In the meantime, and prior to the publication of Volume 1, Friedlander continued to develop his arguments – while writing seven other books between 1977 and 1997. He was stimulated to think more and more about the nature and power of Jew-hatred. For example, in public and in print, over several years, he debated against the German historian Martin Broszat, who contended that the Nazi period ought to be “blended” into the larger more admirable context of German history and not singled out for “disproportionate” attention.

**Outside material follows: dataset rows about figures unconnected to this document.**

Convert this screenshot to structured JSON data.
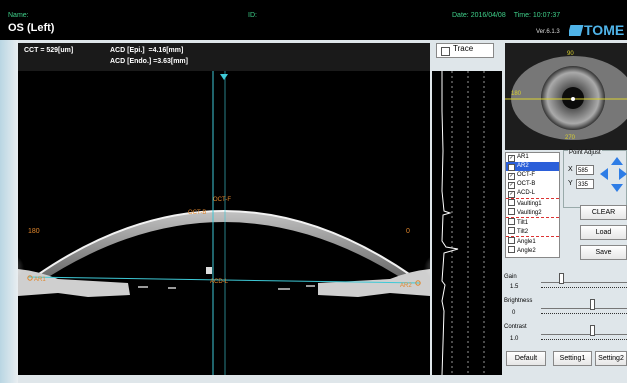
{
  "header": {
    "name_label": "Name:",
    "eye_side": "OS (Left)",
    "id_label": "ID:",
    "date_label": "Date:",
    "date_value": "2016/04/08",
    "time_label": "Time:",
    "time_value": "10:07:37",
    "version": "Ver.6.1.3",
    "brand": "TOME"
  },
  "measurements": {
    "cct": "CCT = 529[um]",
    "acd_epi": "ACD [Epi.]  =4.16[mm]",
    "acd_endo": "ACD [Endo.] =3.63[mm]"
  },
  "scan": {
    "label_left": "180",
    "label_right": "0",
    "label_oct_f": "OCT-F",
    "label_oct_b": "OCT-B",
    "label_ar1": "AR1",
    "label_ar2": "AR2",
    "label_acd_l": "ACD-L"
  },
  "trace": {
    "label": "Trace"
  },
  "eye_image": {
    "top_label": "90",
    "left_label": "180",
    "bottom_label": "270"
  },
  "checklist": [
    {
      "label": "AR1",
      "checked": true,
      "selected": false,
      "sep": false
    },
    {
      "label": "AR2",
      "checked": true,
      "selected": true,
      "sep": false
    },
    {
      "label": "OCT-F",
      "checked": true,
      "selected": false,
      "sep": false
    },
    {
      "label": "OCT-B",
      "checked": true,
      "selected": false,
      "sep": false
    },
    {
      "label": "ACD-L",
      "checked": true,
      "selected": false,
      "sep": true
    },
    {
      "label": "Vaulting1",
      "checked": false,
      "selected": false,
      "sep": false
    },
    {
      "label": "Vaulting2",
      "checked": false,
      "selected": false,
      "sep": true
    },
    {
      "label": "Tilt1",
      "checked": false,
      "selected": false,
      "sep": false
    },
    {
      "label": "Tilt2",
      "checked": false,
      "selected": false,
      "sep": true
    },
    {
      "label": "Angle1",
      "checked": false,
      "selected": false,
      "sep": false
    },
    {
      "label": "Angle2",
      "checked": false,
      "selected": false,
      "sep": false
    }
  ],
  "point_adjust": {
    "title": "Point Adjust",
    "x_label": "X",
    "x_value": "585",
    "y_label": "Y",
    "y_value": "335"
  },
  "buttons": {
    "clear": "CLEAR",
    "load": "Load",
    "save": "Save",
    "default": "Default",
    "setting1": "Setting1",
    "setting2": "Setting2"
  },
  "sliders": {
    "gain_label": "Gain",
    "gain_value": "1.5",
    "brightness_label": "Brightness",
    "brightness_value": "0",
    "contrast_label": "Contrast",
    "contrast_value": "1.0"
  },
  "colors": {
    "accent_green": "#3fd08a",
    "brand_blue": "#4fb3e8",
    "selection_blue": "#2b5fd9",
    "overlay_cyan": "#3ec9d6",
    "overlay_orange": "#e0862c"
  }
}
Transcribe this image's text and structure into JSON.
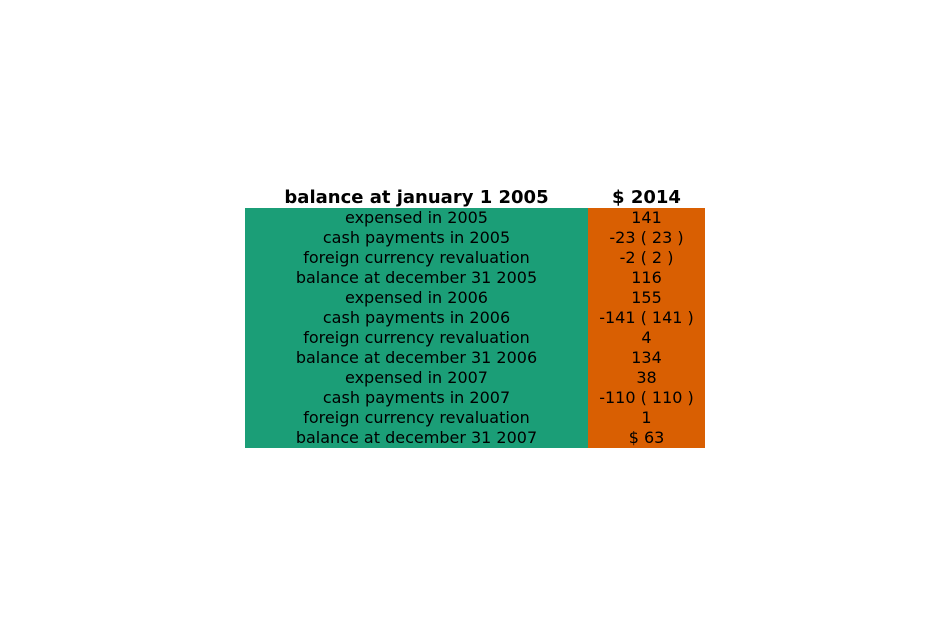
{
  "chart_data": {
    "type": "table",
    "columns": [
      "balance at january 1 2005",
      "$ 2014"
    ],
    "colors": {
      "label_column": "#1b9e77",
      "value_column": "#d95f02"
    },
    "rows": [
      {
        "label": "expensed in 2005",
        "value": "141"
      },
      {
        "label": "cash payments in 2005",
        "value": "-23 ( 23 )"
      },
      {
        "label": "foreign currency revaluation",
        "value": "-2 ( 2 )"
      },
      {
        "label": "balance at december 31 2005",
        "value": "116"
      },
      {
        "label": "expensed in 2006",
        "value": "155"
      },
      {
        "label": "cash payments in 2006",
        "value": "-141 ( 141 )"
      },
      {
        "label": "foreign currency revaluation",
        "value": "4"
      },
      {
        "label": "balance at december 31 2006",
        "value": "134"
      },
      {
        "label": "expensed in 2007",
        "value": "38"
      },
      {
        "label": "cash payments in 2007",
        "value": "-110 ( 110 )"
      },
      {
        "label": "foreign currency revaluation",
        "value": "1"
      },
      {
        "label": "balance at december 31 2007",
        "value": "$ 63"
      }
    ]
  }
}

Through it all, however, and despite his saying that “the past has to be let inaccepted as a whole,” Friedlander seems not yet to have achieved psychological liberation. He says an “embargo on the past is impossible. Moreover, who would want to miss all the wonderful time that the past carries entwined with all its sadness? Time spent with the woman you love, with your children, with your grandchildren, with all those who are close to you or whose memory you cherish?” Notice the second person voice, and more important: the absence of his parents.

The memoir, rather than the way I have laid it out here, leaps back and forth in time and can be confusing, but it works as a method, because memories do the same. One memory that stands out for Friedlander is a stopover at a milk bar that he and his mother requested: “I ordered our favorite milk shake, a strawberry one. And yet this milk shake, though it brings back memories, doesn’t summon up what I am looking for.”

So, not the famous madeleine. Perhaps that is why Friedlander’s next book, he says, will be a biographical study of Proust, and why he told The Guardian that “Where Memory Leads” is “not even work in progress, it’s work at its very beginnings.”